Municipal broadband companies in Chattanooga, Tennessee, and Wilson, North Carolina, pushed for the expansion plans, against which private cable and telecom rivals have been lobbied intensely. Twenty US states currently have limits or bans on local governments building, owning or partnering with others to give local businesses and residents a choice in high-speed internet access. That vote, too, fell along party lines, potentially opening many US cities to wider competition.

Voting for the municipality change, Clyburn said millions of people had been left in “digital darkness” because cable companies did not want to expand in their areas.

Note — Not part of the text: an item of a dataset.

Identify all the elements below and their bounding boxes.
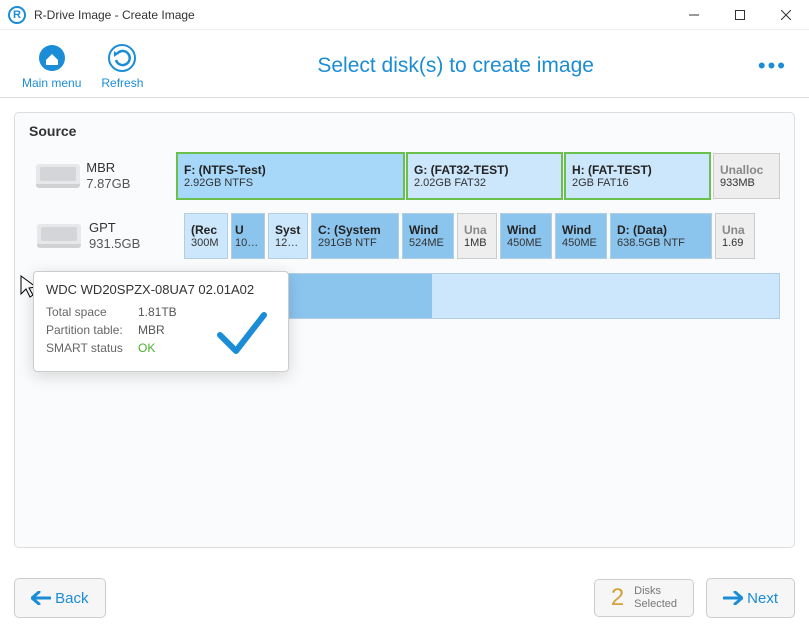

The Republican commissioners, O’Rielly and Pai, called the change “appalling” and “un-constitutional”.

“Unfortunately for the Commission, all the lipstick in the world cannot disguise this pig,” said Pai.

Christopher Mitchell, director of community broadband networks at the Institute for Local Self-Reliance, said Thursday’s vote could set “an historic precedent” that could “profoundly impact the lives of three-quarters of Americans who are without broadband or a choice in their service because of big cable underinvestment in their towns”.

The FCC was forced to rewrite its broadband rules after Verizon successfully challenged its authority to stop it creating fast lanes or to more broadly regulate the industry under its last set of regulations, the Open Internet Order of 2010. Legal challenges for the new rules are also inevitable.

“When internet users come together to fight for something they believe in,” said Fight for the Future’s Cheng, “nothing can stop them.”